Im Oktober zogen Alexandra Deinat und Alexander Theiß mit ihrem Sohn Leander von München nach Bernau. Er steht im Dienst der Bundeswehr und wurde nach Berlin versetzt. Doch direkt in der Hauptstadt wollte die kleine Familie nicht wohnen. "Wir haben etwas im Grünen gesucht", erzählt Alexandra Deinat. Im Internet fanden sie die Ausschreibung einer Wohnung im Panke-Bogen und kamen nach Bernau, um sich die Stadt anzuschauen. "Es hat uns hier sofort sehr gut gefallen", erinnert sich Alexandra Deinat.
Seit fünf Wochen ist Bernau nun das Zuhause der jungen Eltern. Ihre Wahl haben sie nicht bereut. Was ihnen besonders gefällt: "Die Stadt ist sehr sauber und sehr grün", stellt Alexandra Deinat fest. "Wir sind sehr gut aufgenommen worden. Die Menschen hier sind alle so freundlich", sagt sie.
807505
Dritter Neu-Bernauer-Empfang
Gerade noch rechtzeitig erhielt die Familie am Mittwoch die Einladung der Stadt zum Neu-Bernauer-Empfang. Bürgermeister André Stahl (Linke) hatte vor drei Jahren die Idee seines Amtsvorgängers wieder aufleben lassen. Es ist das dritte Mal, dass er die Neu-Bürger im "Ofenhaus" empfängt, um ihnen die Stadt und deren Vorhaben vorzustellen.
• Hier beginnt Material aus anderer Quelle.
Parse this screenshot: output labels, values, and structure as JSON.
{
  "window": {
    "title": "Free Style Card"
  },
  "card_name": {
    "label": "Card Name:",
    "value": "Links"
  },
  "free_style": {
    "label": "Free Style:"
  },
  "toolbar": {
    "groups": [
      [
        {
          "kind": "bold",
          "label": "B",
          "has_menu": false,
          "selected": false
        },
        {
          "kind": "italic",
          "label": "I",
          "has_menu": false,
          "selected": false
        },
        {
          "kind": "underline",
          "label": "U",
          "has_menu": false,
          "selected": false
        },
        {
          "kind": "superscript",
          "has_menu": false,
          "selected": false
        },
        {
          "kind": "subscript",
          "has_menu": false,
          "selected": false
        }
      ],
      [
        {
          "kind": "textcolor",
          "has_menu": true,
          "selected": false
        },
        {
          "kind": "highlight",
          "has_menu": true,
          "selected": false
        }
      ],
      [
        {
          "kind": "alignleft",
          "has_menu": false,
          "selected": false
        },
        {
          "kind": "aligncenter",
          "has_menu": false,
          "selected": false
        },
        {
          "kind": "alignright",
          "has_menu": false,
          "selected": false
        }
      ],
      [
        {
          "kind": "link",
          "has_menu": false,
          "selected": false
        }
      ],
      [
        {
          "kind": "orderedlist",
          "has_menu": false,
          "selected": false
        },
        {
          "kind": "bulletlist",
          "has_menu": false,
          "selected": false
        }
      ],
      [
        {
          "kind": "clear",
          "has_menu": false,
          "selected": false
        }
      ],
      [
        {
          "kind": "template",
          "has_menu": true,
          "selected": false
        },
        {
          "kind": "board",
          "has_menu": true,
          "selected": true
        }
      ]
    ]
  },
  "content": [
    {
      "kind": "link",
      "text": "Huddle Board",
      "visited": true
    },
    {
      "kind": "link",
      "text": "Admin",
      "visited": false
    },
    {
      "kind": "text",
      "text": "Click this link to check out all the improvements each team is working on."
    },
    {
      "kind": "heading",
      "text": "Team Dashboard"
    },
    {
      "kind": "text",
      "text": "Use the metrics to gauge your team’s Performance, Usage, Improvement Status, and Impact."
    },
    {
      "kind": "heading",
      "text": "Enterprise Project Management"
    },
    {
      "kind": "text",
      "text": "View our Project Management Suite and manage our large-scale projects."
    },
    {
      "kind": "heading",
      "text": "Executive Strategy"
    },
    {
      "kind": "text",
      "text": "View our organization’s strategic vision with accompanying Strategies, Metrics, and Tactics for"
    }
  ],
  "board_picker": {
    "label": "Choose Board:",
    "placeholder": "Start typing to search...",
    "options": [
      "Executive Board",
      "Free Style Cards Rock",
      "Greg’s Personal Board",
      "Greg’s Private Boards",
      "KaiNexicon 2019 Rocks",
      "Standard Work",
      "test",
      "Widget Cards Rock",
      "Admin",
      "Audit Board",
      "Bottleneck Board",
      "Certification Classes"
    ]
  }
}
Erstmals Mit-Gastgeber des Treffens ist Péter Vida (BVB/Freie Wähler) in seiner Funktion als Vorsitzender der Stadtverordnetenversammlung. Er versucht bei der Begrüßung, Berührungsängste zwischen den Neu-Bernauern auf der einen sowie Kommunalpolitikern und Mitarbeitern der Stadt auf der anderen Seite gar nicht erst aufkommen zu lassen. "Seien Sie sie selbst. Scheuen Sie sich nicht, uns anzusprechen. Verlangen Sie von uns nur das Beste", fordert er seine Zuhörer auf.
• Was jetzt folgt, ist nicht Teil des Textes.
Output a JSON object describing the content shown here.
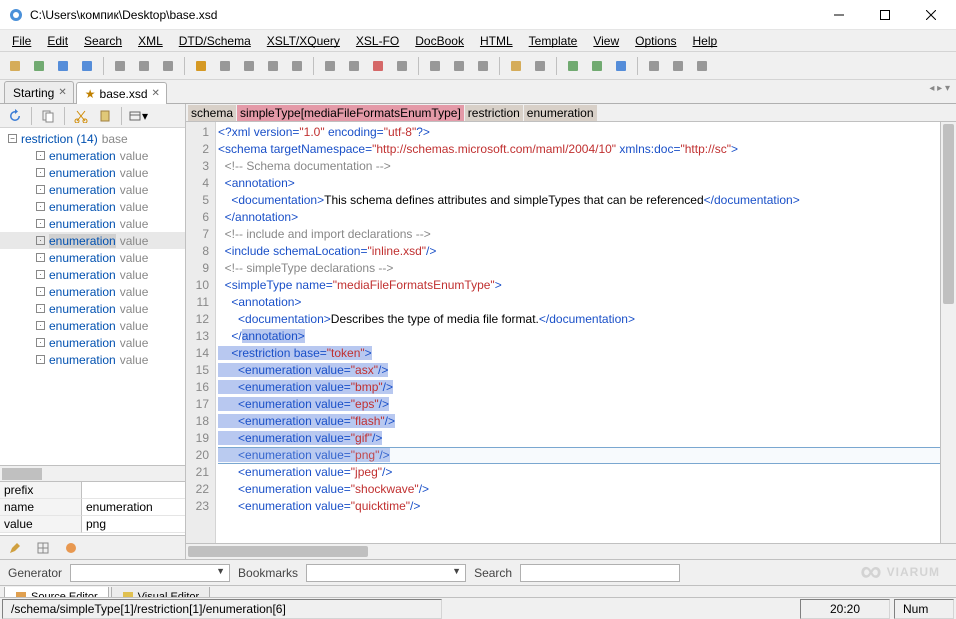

Stahl übernimmt die Rolle des "Stadtführers". Mit mehr als 40 000 Einwohnern ist Bernau mittlerweile achtgrößte Stadt Brandenburgs und nur noch wenige hundert Einwohner von der Kreisstadt Eberswalde entfernt. Seit 2015 seien 1250 Wohneinheiten in Bernau gebaut worden, darunter rund 100 Sozialwohnungen und 570 Einfamilienhäuser, listet er auf. "Doch der Zuzug muss von dieser Stadt auch verkraftet werden", sagt der Rathauschef. Alle begonnen Bauvorhaben würden zwar zu Ende gebracht. Dann aber beginne die Konsolidierungsphase. Es werde keine Wohngebiete auf der Grünen Wiese mehr geben, statt dessen konzentriere sich Bernau auf Investitionen in Verkehr, Soziales, Kultur Grün und Natur.
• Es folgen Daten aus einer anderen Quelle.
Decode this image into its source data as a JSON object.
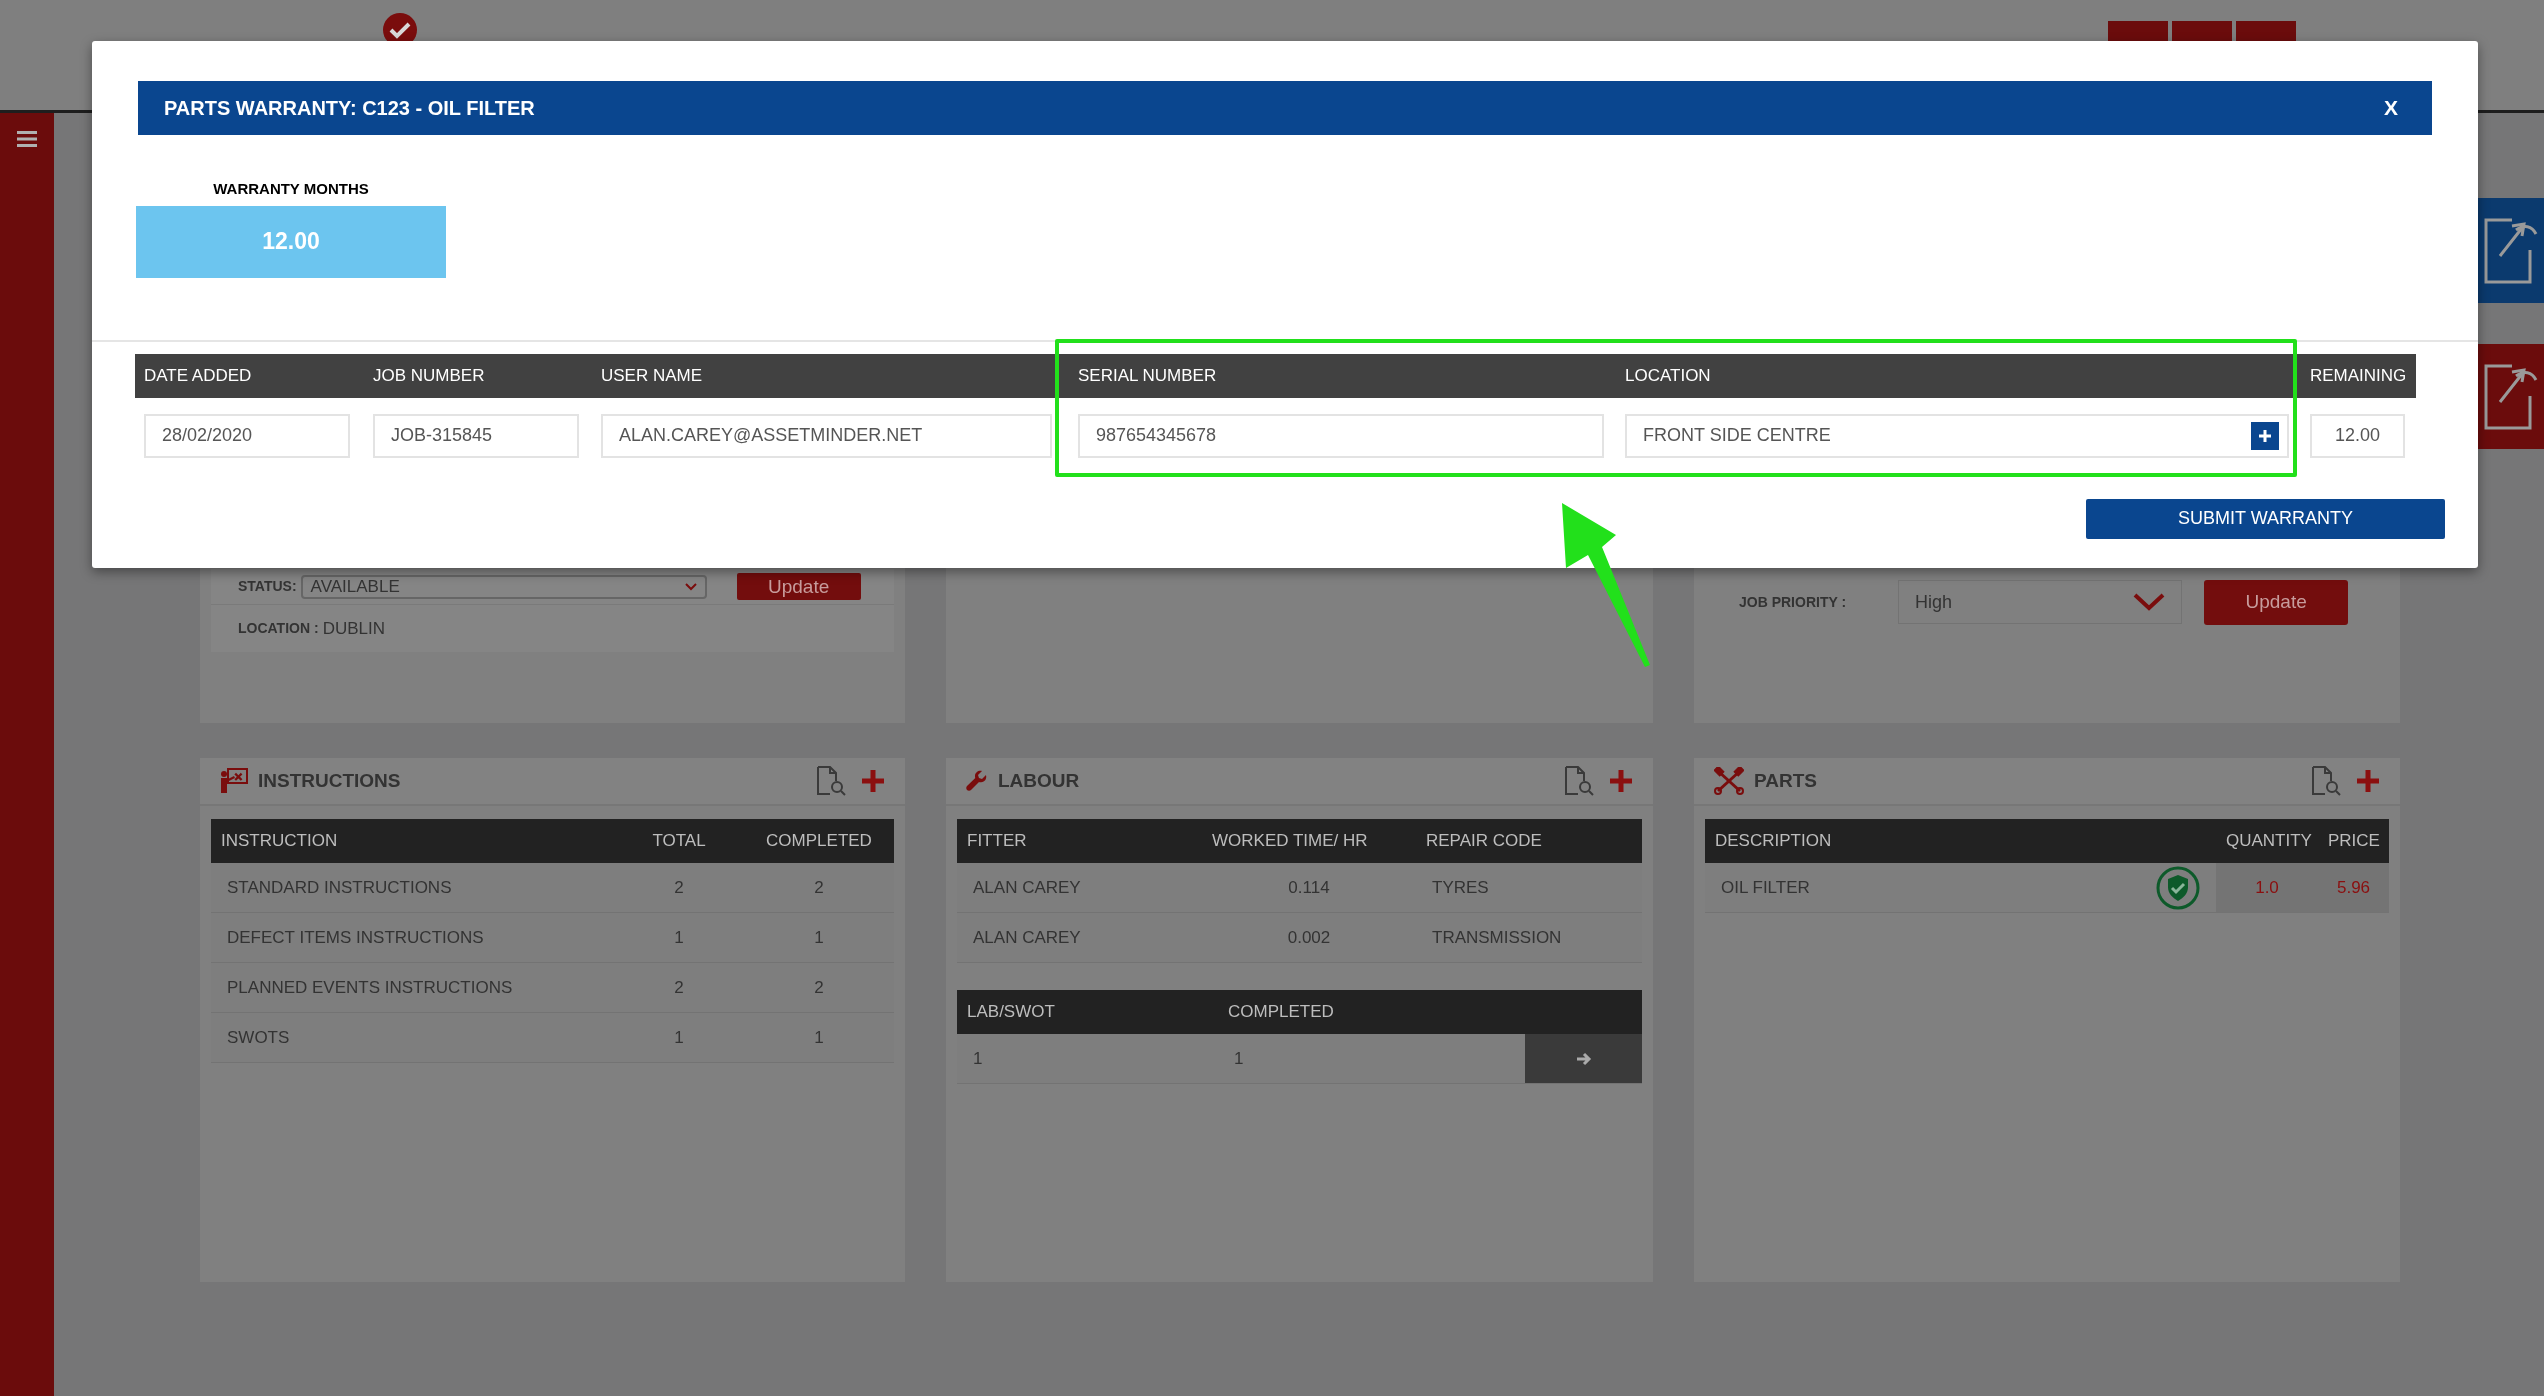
{
  "modal": {
    "title": "PARTS WARRANTY: C123 - OIL FILTER",
    "close": "X",
    "warranty_months": {
      "label": "WARRANTY MONTHS",
      "value": "12.00"
    },
    "columns": [
      "DATE ADDED",
      "JOB NUMBER",
      "USER NAME",
      "SERIAL NUMBER",
      "LOCATION",
      "REMAINING"
    ],
    "values": [
      "28/02/2020",
      "JOB-315845",
      "ALAN.CAREY@ASSETMINDER.NET",
      "987654345678",
      "FRONT SIDE CENTRE",
      "12.00"
    ],
    "submit": "SUBMIT WARRANTY"
  },
  "asset_panel": {
    "status_label": "STATUS:",
    "status": "AVAILABLE",
    "update": "Update",
    "location_label": "LOCATION :",
    "location": "DUBLIN"
  },
  "job_panel": {
    "priority_label": "JOB PRIORITY :",
    "priority": "High",
    "update": "Update"
  },
  "panels": [
    {
      "kind": "instructions",
      "title": "INSTRUCTIONS",
      "tables": [
        {
          "columns": [
            "INSTRUCTION",
            "TOTAL",
            "COMPLETED"
          ],
          "rows": [
            {
              "cells": [
                "STANDARD INSTRUCTIONS",
                "2",
                "2"
              ]
            },
            {
              "cells": [
                "DEFECT ITEMS INSTRUCTIONS",
                "1",
                "1"
              ]
            },
            {
              "cells": [
                "PLANNED EVENTS INSTRUCTIONS",
                "2",
                "2"
              ]
            },
            {
              "cells": [
                "SWOTS",
                "1",
                "1"
              ]
            }
          ]
        }
      ]
    },
    {
      "kind": "labour",
      "title": "LABOUR",
      "tables": [
        {
          "columns": [
            "FITTER",
            "WORKED TIME/ HR",
            "REPAIR CODE"
          ],
          "rows": [
            {
              "cells": [
                "ALAN CAREY",
                "0.114",
                "TYRES"
              ]
            },
            {
              "cells": [
                "ALAN CAREY",
                "0.002",
                "TRANSMISSION"
              ]
            }
          ]
        },
        {
          "columns": [
            "LAB/SWOT",
            "COMPLETED"
          ],
          "rows": [
            {
              "cells": [
                "1",
                "1"
              ]
            }
          ]
        }
      ]
    },
    {
      "kind": "parts",
      "title": "PARTS",
      "tables": [
        {
          "columns": [
            "DESCRIPTION",
            "QUANTITY",
            "PRICE"
          ],
          "rows": [
            {
              "cells": [
                "OIL FILTER",
                "1.0",
                "5.96"
              ],
              "warranty": true
            }
          ]
        }
      ]
    }
  ]
}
Es folgt eine lange Aufzählung konkreter Projekte, darunter der Bau von drei neuen Kitas am Pankebogen, im Blumenhag und in Bernau-Süd, die Erweiterung der Schulstandorte am Rollberg und an der Hasenheide, die Bebauung des Ladeburger Dreiecks samt Mehrzweckhalle mit 2000 Zuschauerplätzen. Die Stadt bemühe sich, "den Verkehr deutlich flüssiger zu gestalten", sagt Stahl. Als Beispiel nennt er die Einführung des Innenstadtrings, die Verdoppelung der Stadtbuslinien von drei auf sechs und die mit dem Landkreis vereinbarte Verdreifachung der Verkehrsleistung bis zum Jahr 2025, den Bau von Radwegen und Parkhäusern.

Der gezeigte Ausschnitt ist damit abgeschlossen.